There are terrible sounds of pans hitting other pans and things boiling over while Dad, Mum and Grandma scrape their forks on their plates and clear their throats.
‘Very nice this pumpkin pie, dear,’ says Grandma eventually, chewing hard.
‘Lovely,’ says Mum, glugging several glasses of water.
I look at the desiccated pumpkin pie lying orangely on my plate. ‘Aren’t pumpkins things you get in autumn?’
Grandma smiles and pushes a cindery piece of pastry around her plate.
‘Just using up the contents of the freezer,’ says Dad.
There’s a long silence, broken by the sound of Tilly shouting at the fridge.
‘Haven’t found a job yet,’ says Mum.
‘How about the ice-cream factory?’ says Dad.
‘Or the Royal Hotel?’ says Grandma. ‘I gather they’re likely to be under new ownership soon. The dear old Finch sisters have finally given up.’
‘I thought I could go into politics,’ says Mum.
‘Goodness,’ says Grandma.
Tilly drops something hard and large into the sink.
‘Did you know that Eric’s dad is running for mayor?’ I ask.
Grandma stops attacking her pastry. ‘Colin Threepwood! I don’t believe it.’
‘Really? How extraordinary,’ says Dad, getting up from the table and walking over to shut the door to the kitchen.
Mum sweeps her pie off her plate and into her napkin. ‘How interesting,’ she says, wandering past the piano and dropping the pie inside. ‘I wonder what brought that on.’

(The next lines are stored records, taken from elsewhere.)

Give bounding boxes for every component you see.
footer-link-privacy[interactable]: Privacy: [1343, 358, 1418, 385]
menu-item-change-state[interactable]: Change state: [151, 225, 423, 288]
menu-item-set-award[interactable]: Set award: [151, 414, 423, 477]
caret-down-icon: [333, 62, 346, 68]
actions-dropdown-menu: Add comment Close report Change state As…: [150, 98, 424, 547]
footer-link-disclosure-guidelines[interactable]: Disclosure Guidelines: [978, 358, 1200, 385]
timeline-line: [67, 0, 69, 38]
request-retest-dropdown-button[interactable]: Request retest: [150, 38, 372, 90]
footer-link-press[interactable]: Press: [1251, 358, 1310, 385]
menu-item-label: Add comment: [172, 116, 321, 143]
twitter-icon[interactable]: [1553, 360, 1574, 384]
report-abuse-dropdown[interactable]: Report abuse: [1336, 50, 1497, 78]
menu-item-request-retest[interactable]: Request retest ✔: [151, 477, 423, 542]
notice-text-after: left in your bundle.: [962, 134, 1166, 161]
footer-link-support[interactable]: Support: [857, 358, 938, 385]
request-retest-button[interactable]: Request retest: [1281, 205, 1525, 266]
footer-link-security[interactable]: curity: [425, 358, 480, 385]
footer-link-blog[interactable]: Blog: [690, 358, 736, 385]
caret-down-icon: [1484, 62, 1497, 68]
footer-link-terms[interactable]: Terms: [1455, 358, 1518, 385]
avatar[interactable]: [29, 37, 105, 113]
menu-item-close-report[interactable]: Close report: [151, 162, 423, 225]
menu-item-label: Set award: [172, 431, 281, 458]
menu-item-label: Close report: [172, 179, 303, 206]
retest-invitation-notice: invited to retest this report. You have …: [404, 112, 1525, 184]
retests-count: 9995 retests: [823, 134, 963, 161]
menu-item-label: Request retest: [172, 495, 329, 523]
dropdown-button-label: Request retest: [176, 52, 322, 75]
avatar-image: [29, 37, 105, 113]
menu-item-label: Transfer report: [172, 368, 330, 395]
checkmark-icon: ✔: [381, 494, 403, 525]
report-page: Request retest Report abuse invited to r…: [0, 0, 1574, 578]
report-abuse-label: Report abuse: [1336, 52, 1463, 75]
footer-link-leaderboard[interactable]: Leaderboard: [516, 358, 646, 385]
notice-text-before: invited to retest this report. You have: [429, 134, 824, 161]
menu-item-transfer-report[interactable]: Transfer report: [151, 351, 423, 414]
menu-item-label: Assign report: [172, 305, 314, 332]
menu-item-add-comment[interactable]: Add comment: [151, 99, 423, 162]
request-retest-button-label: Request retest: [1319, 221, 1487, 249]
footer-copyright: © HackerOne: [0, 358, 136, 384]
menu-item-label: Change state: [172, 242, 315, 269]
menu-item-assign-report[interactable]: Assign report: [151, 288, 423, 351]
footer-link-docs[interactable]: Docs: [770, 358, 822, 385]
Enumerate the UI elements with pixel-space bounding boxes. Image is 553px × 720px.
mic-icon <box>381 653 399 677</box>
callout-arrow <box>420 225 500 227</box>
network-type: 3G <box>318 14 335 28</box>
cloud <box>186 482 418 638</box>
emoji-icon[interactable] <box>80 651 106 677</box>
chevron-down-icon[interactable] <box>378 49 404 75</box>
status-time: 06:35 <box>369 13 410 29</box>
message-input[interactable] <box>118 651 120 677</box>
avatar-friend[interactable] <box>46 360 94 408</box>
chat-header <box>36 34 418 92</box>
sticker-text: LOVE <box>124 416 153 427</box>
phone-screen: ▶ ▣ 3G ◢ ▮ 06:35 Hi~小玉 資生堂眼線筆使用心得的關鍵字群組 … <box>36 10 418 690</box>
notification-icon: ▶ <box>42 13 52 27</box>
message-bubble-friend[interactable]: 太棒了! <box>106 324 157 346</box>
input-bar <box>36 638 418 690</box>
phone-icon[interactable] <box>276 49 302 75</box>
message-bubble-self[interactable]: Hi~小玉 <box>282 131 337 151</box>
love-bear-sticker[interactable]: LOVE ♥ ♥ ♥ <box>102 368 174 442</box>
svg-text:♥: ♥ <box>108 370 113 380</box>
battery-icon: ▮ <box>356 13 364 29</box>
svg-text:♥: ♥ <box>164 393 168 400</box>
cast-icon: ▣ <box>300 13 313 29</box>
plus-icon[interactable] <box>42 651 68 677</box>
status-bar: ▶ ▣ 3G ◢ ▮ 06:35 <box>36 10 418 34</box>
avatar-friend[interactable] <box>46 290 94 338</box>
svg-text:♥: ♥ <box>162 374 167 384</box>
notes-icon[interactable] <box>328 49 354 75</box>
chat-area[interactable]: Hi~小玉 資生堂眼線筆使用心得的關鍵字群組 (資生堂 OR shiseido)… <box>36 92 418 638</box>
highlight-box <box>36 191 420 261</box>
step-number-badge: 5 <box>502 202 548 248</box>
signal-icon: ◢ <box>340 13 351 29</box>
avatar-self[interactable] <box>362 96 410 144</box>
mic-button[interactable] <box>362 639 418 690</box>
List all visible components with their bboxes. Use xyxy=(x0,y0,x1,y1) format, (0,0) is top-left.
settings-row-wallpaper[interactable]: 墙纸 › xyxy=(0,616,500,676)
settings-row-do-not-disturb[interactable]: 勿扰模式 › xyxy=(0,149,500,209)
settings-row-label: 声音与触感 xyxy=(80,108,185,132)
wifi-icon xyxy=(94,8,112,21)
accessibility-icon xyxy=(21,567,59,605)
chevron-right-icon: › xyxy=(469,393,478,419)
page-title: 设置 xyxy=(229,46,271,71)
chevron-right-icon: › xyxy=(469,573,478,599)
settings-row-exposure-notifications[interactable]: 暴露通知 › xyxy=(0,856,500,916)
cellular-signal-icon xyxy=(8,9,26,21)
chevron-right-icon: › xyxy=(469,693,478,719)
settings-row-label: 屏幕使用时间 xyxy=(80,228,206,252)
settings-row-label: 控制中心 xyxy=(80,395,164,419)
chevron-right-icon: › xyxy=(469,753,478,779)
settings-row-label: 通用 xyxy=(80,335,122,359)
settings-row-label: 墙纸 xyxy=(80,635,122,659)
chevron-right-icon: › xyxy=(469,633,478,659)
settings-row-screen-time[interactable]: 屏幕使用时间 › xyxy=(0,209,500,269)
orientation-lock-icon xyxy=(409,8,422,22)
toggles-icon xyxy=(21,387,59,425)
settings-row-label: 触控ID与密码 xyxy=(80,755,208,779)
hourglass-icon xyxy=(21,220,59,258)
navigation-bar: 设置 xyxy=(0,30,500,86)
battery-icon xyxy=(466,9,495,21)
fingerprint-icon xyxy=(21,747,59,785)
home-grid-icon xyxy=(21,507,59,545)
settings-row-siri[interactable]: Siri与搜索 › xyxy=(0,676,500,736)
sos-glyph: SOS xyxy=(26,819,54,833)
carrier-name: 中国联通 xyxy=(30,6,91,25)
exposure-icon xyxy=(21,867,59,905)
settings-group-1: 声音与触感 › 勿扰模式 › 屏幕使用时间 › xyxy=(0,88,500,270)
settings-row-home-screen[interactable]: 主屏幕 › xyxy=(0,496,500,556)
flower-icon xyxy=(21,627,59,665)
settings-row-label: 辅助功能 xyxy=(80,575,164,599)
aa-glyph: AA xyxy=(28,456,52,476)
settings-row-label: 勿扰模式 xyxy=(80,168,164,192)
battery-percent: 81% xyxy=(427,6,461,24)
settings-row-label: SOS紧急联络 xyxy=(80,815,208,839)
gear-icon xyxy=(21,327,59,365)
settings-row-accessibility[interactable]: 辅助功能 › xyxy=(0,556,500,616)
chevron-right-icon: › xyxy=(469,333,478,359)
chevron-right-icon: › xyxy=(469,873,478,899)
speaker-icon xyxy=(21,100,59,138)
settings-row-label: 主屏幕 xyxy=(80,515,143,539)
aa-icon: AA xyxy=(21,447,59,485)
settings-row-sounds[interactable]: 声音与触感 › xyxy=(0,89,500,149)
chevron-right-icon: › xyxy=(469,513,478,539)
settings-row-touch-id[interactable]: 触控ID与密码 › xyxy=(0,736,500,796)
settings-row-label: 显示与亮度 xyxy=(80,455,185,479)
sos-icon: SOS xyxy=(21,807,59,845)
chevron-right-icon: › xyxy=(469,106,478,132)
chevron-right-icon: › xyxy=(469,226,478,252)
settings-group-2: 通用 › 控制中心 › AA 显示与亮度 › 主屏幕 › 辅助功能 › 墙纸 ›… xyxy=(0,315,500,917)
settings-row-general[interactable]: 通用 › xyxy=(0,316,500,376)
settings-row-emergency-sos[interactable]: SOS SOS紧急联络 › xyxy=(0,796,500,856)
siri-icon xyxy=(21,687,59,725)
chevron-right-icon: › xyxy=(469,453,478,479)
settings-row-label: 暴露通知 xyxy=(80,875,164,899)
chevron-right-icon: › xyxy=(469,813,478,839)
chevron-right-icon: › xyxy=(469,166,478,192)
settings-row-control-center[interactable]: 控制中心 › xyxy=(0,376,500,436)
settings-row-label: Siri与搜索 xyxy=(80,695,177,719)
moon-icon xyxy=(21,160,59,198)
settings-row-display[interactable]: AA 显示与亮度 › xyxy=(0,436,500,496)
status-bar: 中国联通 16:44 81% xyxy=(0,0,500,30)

I shrug. That’s it from me in terms of conversation.
Psshshshshshsh.
A long, rising bubbling sound drifts out from the kitchen and everyone pauses to listen.
‘Ah ha!’ shouts Tilly. ‘Die, pasta, die – you have met your match – I am the queen of all things spaghetti. Melt in my cauldron and quiver …’
Briefly I wonder whether the food that Tilly’s making might be nicer than Dad’s.
Then there’s a crackle and a bang and what sounds like a saucepan hitting the kitchen floor.
‘Stop it! Stop it! You stupid thing!’ shouts Tilly. The back door opens with a crash and the faint whiff of burned pasta floats through into the dining room.